Por: Sumbi Sê
Ao propor-me a escrever sobre a exposição A Brisa do Nada, não me comprometo a responder à pergunta que encabeça o texto. A expressão artística supera a categorização de obras em escalas menores, médias ou altas. A intenção do texto é entreabrir uma portada de um lugar ao qual o público nunca tem acesso, porque a produção artística realiza-se em espaço privado, fechado e discreto. Pelo menos é isso que se passa com Lica Sebastião. Nesse espaço desconhecido aos outros, têm privilégio a obstinação, o desejo de criar o belo, a idealização mas também a incerteza, o medo e a teima em fazer bem, em comunicar, em ser a si próprio.
Apesar desse ambiente de contraste entre o fazer, desejar, idealizar e a incerteza, medo e a procura de si mesma, podem ser reconhecidas as dimensões da criação desta artista. Uns diriam que a presença do traço feminino é notório quiçá pelas imagens e rostos. Eu diria que se associa a artista a um traço restritivo e enganador. Há artistas que procuram soluções e saídas para os materiais que manipulam numa busca incessante de equilíbrio de cores, de voz ou vozes ou de qualquer outra coisa que os defina. Isso é a arte e não o feminino.

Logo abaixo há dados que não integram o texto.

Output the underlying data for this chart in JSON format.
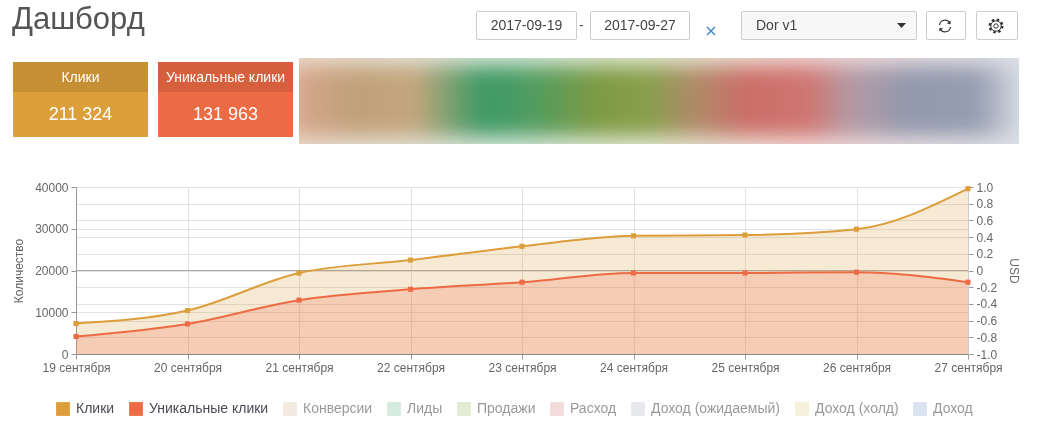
{
  "chart_data": {
    "type": "area",
    "title": "Дашборд",
    "annotations": [
      "2017-09-19",
      "-",
      "2017-09-27",
      "Dor v1",
      "Клики",
      "211 324",
      "Уникальные клики",
      "131 963"
    ],
    "categories": [
      "19 сентября",
      "20 сентября",
      "21 сентября",
      "22 сентября",
      "23 сентября",
      "24 сентября",
      "25 сентября",
      "26 сентября",
      "27 сентября"
    ],
    "series": [
      {
        "name": "Клики",
        "color": "#dc9e3a",
        "values": [
          7300,
          10400,
          19400,
          22500,
          25800,
          28300,
          28500,
          29900,
          39600
        ]
      },
      {
        "name": "Уникальные клики",
        "color": "#ec6b45",
        "values": [
          4200,
          7200,
          12900,
          15500,
          17200,
          19400,
          19400,
          19600,
          17200
        ]
      },
      {
        "name": "Конверсии",
        "color": "#f2e9e1",
        "values": [
          null,
          null,
          null,
          null,
          null,
          null,
          null,
          null,
          null
        ]
      },
      {
        "name": "Лиды",
        "color": "#d6ebdf",
        "values": [
          null,
          null,
          null,
          null,
          null,
          null,
          null,
          null,
          null
        ]
      },
      {
        "name": "Продажи",
        "color": "#e3ead4",
        "values": [
          null,
          null,
          null,
          null,
          null,
          null,
          null,
          null,
          null
        ]
      },
      {
        "name": "Расход",
        "color": "#f3dbdb",
        "values": [
          null,
          null,
          null,
          null,
          null,
          null,
          null,
          null,
          null
        ]
      },
      {
        "name": "Доход (ожидаемый)",
        "color": "#e7e8ec",
        "values": [
          null,
          null,
          null,
          null,
          null,
          null,
          null,
          null,
          null
        ]
      },
      {
        "name": "Доход (холд)",
        "color": "#f6f1da",
        "values": [
          null,
          null,
          null,
          null,
          null,
          null,
          null,
          null,
          null
        ]
      },
      {
        "name": "Доход",
        "color": "#d9e4f0",
        "values": [
          null,
          null,
          null,
          null,
          null,
          null,
          null,
          null,
          null
        ]
      }
    ],
    "ylabel": "Количество",
    "y2label": "USD",
    "ylim": [
      0,
      40000
    ],
    "yticks": [
      0,
      10000,
      20000,
      30000,
      40000
    ],
    "y2lim": [
      -1,
      1
    ],
    "y2ticks": [
      {
        "value": -1,
        "label": "-1.0"
      },
      -0.8,
      -0.6,
      -0.4,
      -0.2,
      0,
      0.2,
      0.4,
      0.6,
      0.8,
      {
        "value": 1,
        "label": "1.0"
      }
    ],
    "ref_lines": [
      {
        "axis": "y2",
        "value": 0,
        "color": "#a8a8a8"
      }
    ],
    "grid": true,
    "legend": "bottom",
    "marker": "square",
    "line_style": "solid"
  }
}
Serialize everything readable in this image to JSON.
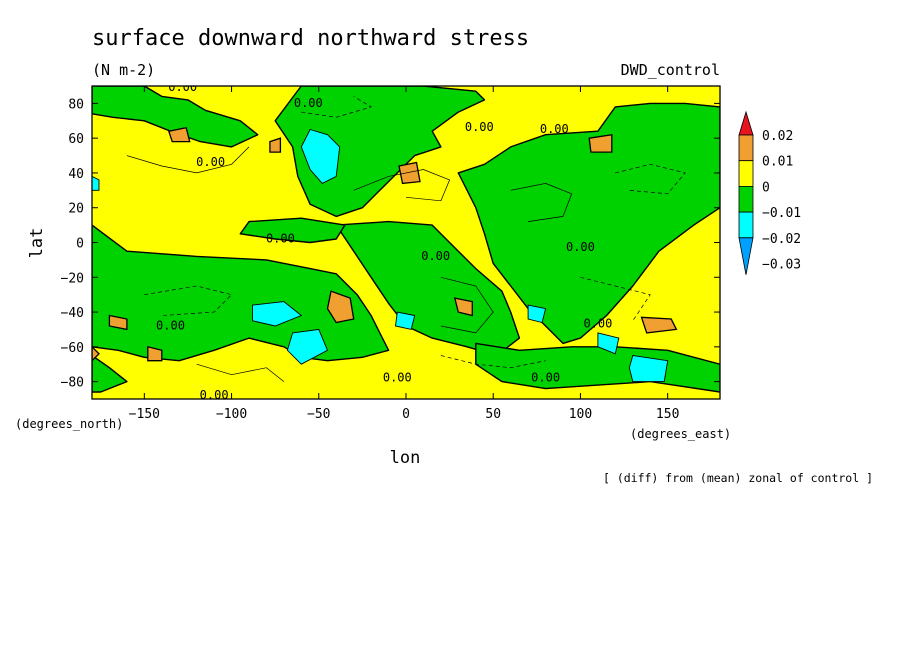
{
  "chart_data": {
    "type": "contour-map",
    "title": "surface downward northward stress",
    "units": "(N m-2)",
    "dataset": "DWD_control",
    "xlabel": "lon",
    "ylabel": "lat",
    "x_units_label": "(degrees_east)",
    "y_units_label": "(degrees_north)",
    "footnote": "[ (diff) from (mean) zonal of control ]",
    "xlim": [
      -180,
      180
    ],
    "ylim": [
      -90,
      90
    ],
    "x_ticks": [
      -150,
      -100,
      -50,
      0,
      50,
      100,
      150
    ],
    "y_ticks": [
      80,
      60,
      40,
      20,
      0,
      -20,
      -40,
      -60,
      -80
    ],
    "x_tick_labels": [
      "−150",
      "−100",
      "−50",
      "0",
      "50",
      "100",
      "150"
    ],
    "y_tick_labels": [
      "80",
      "60",
      "40",
      "20",
      "0",
      "−20",
      "−40",
      "−60",
      "−80"
    ],
    "contour_label": "0.00",
    "contour_label_positions": [
      {
        "lon": -128,
        "lat": 89
      },
      {
        "lon": -112,
        "lat": 46
      },
      {
        "lon": -56,
        "lat": 80
      },
      {
        "lon": 42,
        "lat": 66
      },
      {
        "lon": 85,
        "lat": 65
      },
      {
        "lon": -72,
        "lat": 2
      },
      {
        "lon": 17,
        "lat": -8
      },
      {
        "lon": 100,
        "lat": -3
      },
      {
        "lon": -135,
        "lat": -48
      },
      {
        "lon": 110,
        "lat": -47
      },
      {
        "lon": -5,
        "lat": -78
      },
      {
        "lon": 80,
        "lat": -78
      },
      {
        "lon": -110,
        "lat": -88
      }
    ],
    "colorbar": {
      "levels": [
        "0.02",
        "0.01",
        "0",
        "−0.01",
        "−0.02",
        "−0.03"
      ],
      "colors": [
        "#e8141e",
        "#f0a030",
        "#ffff00",
        "#00d200",
        "#00ffff",
        "#00a0ff"
      ]
    },
    "fill_colors": {
      "positive_0_001": "#ffff00",
      "positive_001_002": "#f0a030",
      "negative_0_001": "#00d200",
      "negative_001_002": "#00ffff"
    }
  }
}
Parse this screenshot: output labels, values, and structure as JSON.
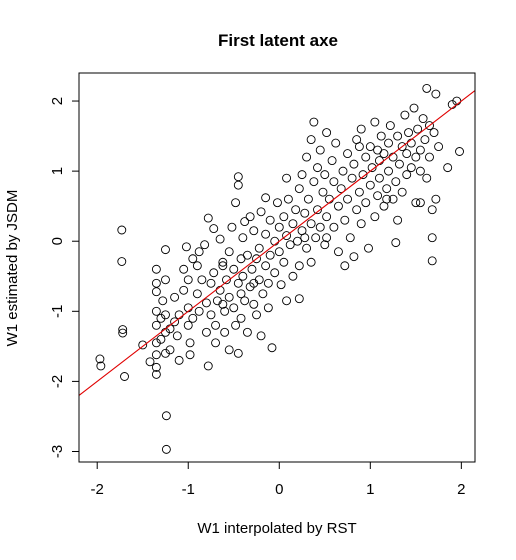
{
  "chart_data": {
    "type": "scatter",
    "title": "First latent axe",
    "xlabel": "W1 interpolated by RST",
    "ylabel": "W1 estimated by JSDM",
    "xlim": [
      -2.2,
      2.15
    ],
    "ylim": [
      -3.15,
      2.4
    ],
    "xticks": [
      -2,
      -1,
      0,
      1,
      2
    ],
    "yticks": [
      -3,
      -2,
      -1,
      0,
      1,
      2
    ],
    "xtick_labels": [
      "-2",
      "-1",
      "0",
      "1",
      "2"
    ],
    "ytick_labels": [
      "-3",
      "-2",
      "-1",
      "0",
      "1",
      "2"
    ],
    "fit_line": {
      "color": "#e00000",
      "intercept": 0.0,
      "slope": 1.0
    },
    "point_style": "open-circle",
    "points": [
      [
        -1.97,
        -1.68
      ],
      [
        -1.96,
        -1.78
      ],
      [
        -1.73,
        0.16
      ],
      [
        -1.73,
        -0.29
      ],
      [
        -1.72,
        -1.26
      ],
      [
        -1.72,
        -1.31
      ],
      [
        -1.7,
        -1.93
      ],
      [
        -1.5,
        -1.48
      ],
      [
        -1.42,
        -1.72
      ],
      [
        -1.35,
        -0.4
      ],
      [
        -1.35,
        -0.6
      ],
      [
        -1.35,
        -0.72
      ],
      [
        -1.35,
        -1.0
      ],
      [
        -1.35,
        -1.2
      ],
      [
        -1.35,
        -1.45
      ],
      [
        -1.35,
        -1.62
      ],
      [
        -1.35,
        -1.8
      ],
      [
        -1.35,
        -1.9
      ],
      [
        -1.25,
        -0.12
      ],
      [
        -1.25,
        -0.55
      ],
      [
        -1.25,
        -1.05
      ],
      [
        -1.25,
        -1.3
      ],
      [
        -1.25,
        -1.6
      ],
      [
        -1.24,
        -2.49
      ],
      [
        -1.24,
        -2.97
      ],
      [
        -1.28,
        -0.85
      ],
      [
        -1.3,
        -1.1
      ],
      [
        -1.3,
        -1.4
      ],
      [
        -1.2,
        -1.25
      ],
      [
        -1.2,
        -1.55
      ],
      [
        -1.15,
        -0.8
      ],
      [
        -1.15,
        -1.15
      ],
      [
        -1.12,
        -1.35
      ],
      [
        -1.1,
        -1.05
      ],
      [
        -1.1,
        -1.7
      ],
      [
        -1.05,
        -0.4
      ],
      [
        -1.05,
        -0.7
      ],
      [
        -1.02,
        -0.08
      ],
      [
        -1.0,
        -0.55
      ],
      [
        -1.0,
        -0.95
      ],
      [
        -1.0,
        -1.2
      ],
      [
        -0.98,
        -1.45
      ],
      [
        -0.98,
        -1.62
      ],
      [
        -0.95,
        -0.25
      ],
      [
        -0.95,
        -1.1
      ],
      [
        -0.9,
        -0.35
      ],
      [
        -0.9,
        -0.75
      ],
      [
        -0.88,
        -1.0
      ],
      [
        -0.85,
        -0.55
      ],
      [
        -0.82,
        -0.05
      ],
      [
        -0.8,
        -0.88
      ],
      [
        -0.8,
        -1.3
      ],
      [
        -0.78,
        -1.78
      ],
      [
        -0.78,
        0.33
      ],
      [
        -0.75,
        -0.6
      ],
      [
        -0.75,
        -1.05
      ],
      [
        -0.72,
        0.18
      ],
      [
        -0.72,
        -0.45
      ],
      [
        -0.7,
        -1.2
      ],
      [
        -0.7,
        -1.45
      ],
      [
        -0.68,
        -0.85
      ],
      [
        -0.65,
        0.03
      ],
      [
        -0.65,
        -0.7
      ],
      [
        -0.62,
        -0.35
      ],
      [
        -0.6,
        -1.0
      ],
      [
        -0.6,
        -1.3
      ],
      [
        -0.58,
        -0.55
      ],
      [
        -0.55,
        -0.15
      ],
      [
        -0.55,
        -0.8
      ],
      [
        -0.55,
        -1.55
      ],
      [
        -0.52,
        0.2
      ],
      [
        -0.5,
        -0.4
      ],
      [
        -0.5,
        -0.95
      ],
      [
        -0.48,
        -1.2
      ],
      [
        -0.45,
        -0.6
      ],
      [
        -0.45,
        -1.6
      ],
      [
        -0.42,
        -0.25
      ],
      [
        -0.42,
        -0.75
      ],
      [
        -0.42,
        -1.1
      ],
      [
        -0.4,
        0.05
      ],
      [
        -0.4,
        -0.5
      ],
      [
        -0.38,
        -0.85
      ],
      [
        -0.35,
        -0.2
      ],
      [
        -0.35,
        -1.3
      ],
      [
        -0.32,
        0.35
      ],
      [
        -0.32,
        -0.65
      ],
      [
        -0.3,
        -0.4
      ],
      [
        -0.28,
        -0.9
      ],
      [
        -0.28,
        0.15
      ],
      [
        -0.25,
        -0.25
      ],
      [
        -0.25,
        -1.05
      ],
      [
        -0.22,
        -0.55
      ],
      [
        -0.22,
        -0.1
      ],
      [
        -0.2,
        -1.35
      ],
      [
        -0.2,
        0.42
      ],
      [
        -0.18,
        -0.75
      ],
      [
        -0.15,
        -0.35
      ],
      [
        -0.15,
        0.1
      ],
      [
        -0.12,
        -0.6
      ],
      [
        -0.12,
        -0.95
      ],
      [
        -0.1,
        0.3
      ],
      [
        -0.1,
        -0.2
      ],
      [
        -0.08,
        -1.52
      ],
      [
        -0.05,
        0.0
      ],
      [
        -0.05,
        -0.45
      ],
      [
        -0.02,
        0.55
      ],
      [
        0.0,
        -0.15
      ],
      [
        0.0,
        0.2
      ],
      [
        0.02,
        -0.62
      ],
      [
        0.05,
        0.35
      ],
      [
        0.05,
        -0.3
      ],
      [
        0.08,
        0.08
      ],
      [
        0.08,
        -0.85
      ],
      [
        0.1,
        0.6
      ],
      [
        0.12,
        -0.05
      ],
      [
        0.15,
        0.25
      ],
      [
        0.15,
        -0.5
      ],
      [
        0.18,
        0.45
      ],
      [
        0.2,
        0.0
      ],
      [
        0.22,
        0.75
      ],
      [
        0.22,
        -0.35
      ],
      [
        0.25,
        0.15
      ],
      [
        0.25,
        0.95
      ],
      [
        0.28,
        0.4
      ],
      [
        0.3,
        -0.1
      ],
      [
        0.3,
        1.2
      ],
      [
        0.32,
        0.6
      ],
      [
        0.35,
        0.25
      ],
      [
        0.35,
        1.45
      ],
      [
        0.35,
        -0.3
      ],
      [
        0.38,
        0.85
      ],
      [
        0.38,
        1.7
      ],
      [
        0.4,
        0.05
      ],
      [
        0.42,
        1.05
      ],
      [
        0.42,
        0.45
      ],
      [
        0.45,
        1.3
      ],
      [
        0.45,
        0.2
      ],
      [
        0.48,
        0.7
      ],
      [
        0.5,
        -0.05
      ],
      [
        0.5,
        0.95
      ],
      [
        0.52,
        1.55
      ],
      [
        0.52,
        0.35
      ],
      [
        0.55,
        0.6
      ],
      [
        0.58,
        1.15
      ],
      [
        0.6,
        0.2
      ],
      [
        0.6,
        0.85
      ],
      [
        0.62,
        1.4
      ],
      [
        0.65,
        0.5
      ],
      [
        0.65,
        -0.15
      ],
      [
        0.68,
        0.75
      ],
      [
        0.7,
        1.0
      ],
      [
        0.72,
        0.3
      ],
      [
        0.75,
        1.25
      ],
      [
        0.75,
        0.6
      ],
      [
        0.78,
        0.05
      ],
      [
        0.8,
        0.9
      ],
      [
        0.82,
        1.1
      ],
      [
        0.85,
        0.45
      ],
      [
        0.85,
        1.45
      ],
      [
        0.88,
        0.7
      ],
      [
        0.9,
        0.25
      ],
      [
        0.9,
        1.6
      ],
      [
        0.92,
        0.95
      ],
      [
        0.95,
        1.2
      ],
      [
        0.95,
        0.55
      ],
      [
        0.98,
        -0.1
      ],
      [
        1.0,
        0.8
      ],
      [
        1.0,
        1.35
      ],
      [
        1.02,
        1.05
      ],
      [
        1.05,
        0.35
      ],
      [
        1.05,
        1.7
      ],
      [
        1.08,
        0.65
      ],
      [
        1.1,
        1.15
      ],
      [
        1.1,
        0.9
      ],
      [
        1.12,
        1.5
      ],
      [
        1.15,
        0.5
      ],
      [
        1.15,
        1.25
      ],
      [
        1.18,
        0.75
      ],
      [
        1.2,
        1.4
      ],
      [
        1.2,
        1.0
      ],
      [
        1.22,
        1.65
      ],
      [
        1.25,
        0.6
      ],
      [
        1.25,
        1.2
      ],
      [
        1.28,
        0.85
      ],
      [
        1.3,
        1.5
      ],
      [
        1.3,
        0.3
      ],
      [
        1.32,
        1.1
      ],
      [
        1.35,
        1.35
      ],
      [
        1.35,
        0.7
      ],
      [
        1.38,
        1.8
      ],
      [
        1.4,
        1.25
      ],
      [
        1.4,
        0.95
      ],
      [
        1.42,
        1.55
      ],
      [
        1.45,
        1.05
      ],
      [
        1.45,
        1.4
      ],
      [
        1.48,
        1.9
      ],
      [
        1.5,
        1.2
      ],
      [
        1.5,
        0.55
      ],
      [
        1.52,
        1.6
      ],
      [
        1.55,
        1.3
      ],
      [
        1.55,
        1.0
      ],
      [
        1.58,
        1.75
      ],
      [
        1.6,
        1.45
      ],
      [
        1.62,
        0.9
      ],
      [
        1.62,
        2.18
      ],
      [
        1.65,
        1.2
      ],
      [
        1.65,
        1.65
      ],
      [
        1.68,
        0.45
      ],
      [
        1.68,
        -0.28
      ],
      [
        1.68,
        0.05
      ],
      [
        1.7,
        1.55
      ],
      [
        1.72,
        2.1
      ],
      [
        1.72,
        0.6
      ],
      [
        1.75,
        1.35
      ],
      [
        1.85,
        1.05
      ],
      [
        1.9,
        1.95
      ],
      [
        1.95,
        2.0
      ],
      [
        1.98,
        1.28
      ],
      [
        -0.88,
        -0.15
      ],
      [
        -0.62,
        -0.9
      ],
      [
        -0.48,
        0.55
      ],
      [
        -0.45,
        0.8
      ],
      [
        -0.45,
        0.92
      ],
      [
        -0.38,
        0.28
      ],
      [
        -0.15,
        0.62
      ],
      [
        0.08,
        0.9
      ],
      [
        0.22,
        -0.82
      ],
      [
        0.52,
        0.05
      ],
      [
        0.72,
        -0.35
      ],
      [
        0.82,
        -0.22
      ],
      [
        1.18,
        0.6
      ],
      [
        1.28,
        -0.02
      ],
      [
        1.55,
        0.55
      ],
      [
        1.08,
        1.3
      ],
      [
        0.88,
        1.35
      ],
      [
        0.28,
        0.05
      ],
      [
        -0.62,
        -0.3
      ],
      [
        -0.28,
        -0.6
      ]
    ]
  }
}
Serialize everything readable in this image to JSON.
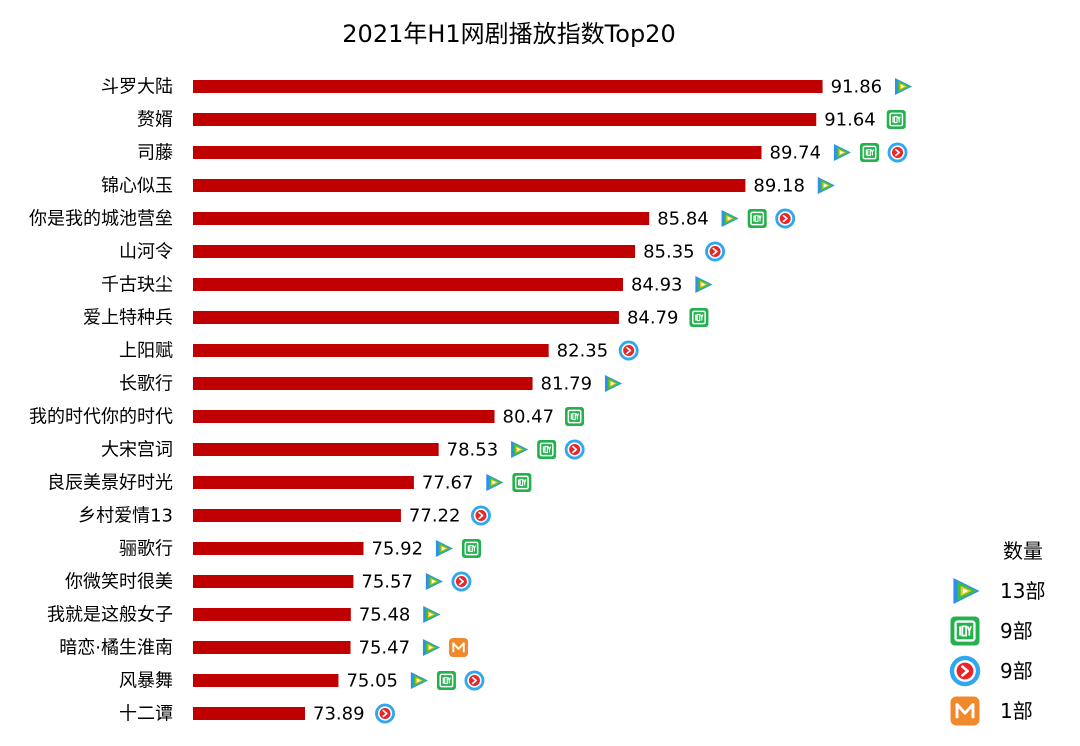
{
  "chart_data": {
    "type": "bar",
    "orientation": "horizontal",
    "title": "2021年H1网剧播放指数Top20",
    "xlabel": "",
    "ylabel": "",
    "xlim": [
      70,
      92.5
    ],
    "grid": false,
    "bar_color": "#c00000",
    "categories": [
      "斗罗大陆",
      "赘婿",
      "司藤",
      "锦心似玉",
      "你是我的城池营垒",
      "山河令",
      "千古玦尘",
      "爱上特种兵",
      "上阳赋",
      "长歌行",
      "我的时代你的时代",
      "大宋宫词",
      "良辰美景好时光",
      "乡村爱情13",
      "骊歌行",
      "你微笑时很美",
      "我就是这般女子",
      "暗恋·橘生淮南",
      "风暴舞",
      "十二谭"
    ],
    "values": [
      "91.86",
      "91.64",
      "89.74",
      "89.18",
      "85.84",
      "85.35",
      "84.93",
      "84.79",
      "82.35",
      "81.79",
      "80.47",
      "78.53",
      "77.67",
      "77.22",
      "75.92",
      "75.57",
      "75.48",
      "75.47",
      "75.05",
      "73.89"
    ],
    "platforms": [
      [
        "tencent"
      ],
      [
        "iqiyi"
      ],
      [
        "tencent",
        "iqiyi",
        "youku"
      ],
      [
        "tencent"
      ],
      [
        "tencent",
        "iqiyi",
        "youku"
      ],
      [
        "youku"
      ],
      [
        "tencent"
      ],
      [
        "iqiyi"
      ],
      [
        "youku"
      ],
      [
        "tencent"
      ],
      [
        "iqiyi"
      ],
      [
        "tencent",
        "iqiyi",
        "youku"
      ],
      [
        "tencent",
        "iqiyi"
      ],
      [
        "youku"
      ],
      [
        "tencent",
        "iqiyi"
      ],
      [
        "tencent",
        "youku"
      ],
      [
        "tencent"
      ],
      [
        "tencent",
        "mango"
      ],
      [
        "tencent",
        "iqiyi",
        "youku"
      ],
      [
        "youku"
      ]
    ],
    "legend": {
      "title": "数量",
      "placement": "right",
      "entries": [
        {
          "icon": "tencent-video-icon",
          "label": "13部"
        },
        {
          "icon": "iqiyi-icon",
          "label": "9部"
        },
        {
          "icon": "youku-icon",
          "label": "9部"
        },
        {
          "icon": "mango-tv-icon",
          "label": "1部"
        }
      ]
    }
  },
  "colors": {
    "bar": "#c00000",
    "tencent_blue": "#2e8ff0",
    "tencent_green": "#3cc13c",
    "tencent_yellow": "#f7c325",
    "iqiyi_green": "#22b14c",
    "youku_blue": "#2fa8ee",
    "youku_red": "#e8262a",
    "mango_orange": "#f0892b"
  }
}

Outros podem constatar o esforço empreendido em observar em torno e a visualização de formas, de contornos, de objectos que podem ser o ponto de partida para a criação artística. Sim e isso é um desafio que não se esgota. Os artefactos, comprados ou recolhidos por aí, requerem a aplicação de diferentes técnicas e nem sempre a primeira ideia é bem-sucedida. Lica Sebastião fê-lo em Metal, cartão e madeira (2016), Gineceu1 (2019), Metamorphósis ( 2020), Gineceu2 (2022).
Finalmente, a carga afectiva, que só ao artista diz respeito, individualmente, e influenciado pelo ambiente. Percebe-se a história pessoal da artista nos motivos florais, o uso do lápis em contextos inesperados na tentativa de se surpreender, a escolha recorrente das mesmas cores como uma obsessão. Esta talvez seja a característica que mais salvaguarda a criação da artista.
As três vertentes citadas não se podem desligar, pois a sua criação é um movimento que começa mas a artista não sabe exactamente quando e como termina. O primeiro passo começa com qualquer objecto e, a seguir, o desenho, a pintura “escrevem” uma narrativa experimental. Por isso, cada peça é uma experiência e cada experiência é diferente da anterior.
E isto é arte?
A própria definição de arte não se fecha em uma só enunciação. Varia ao longo do tempo e coexiste com outras concepções numa dada época. A actualidade é receptiva da diversidade. A mimesis e reprodução do que existe são cultivadas ao mais ínfimo pormenor, a imaginação e as emoções desaguam o abstracionismo. Pode isto ser apenas argumento para justificar coerência e sentido à arte de Lica Sebastião.
Isso é arte? Uma pergunta bem pode ser a própria resposta.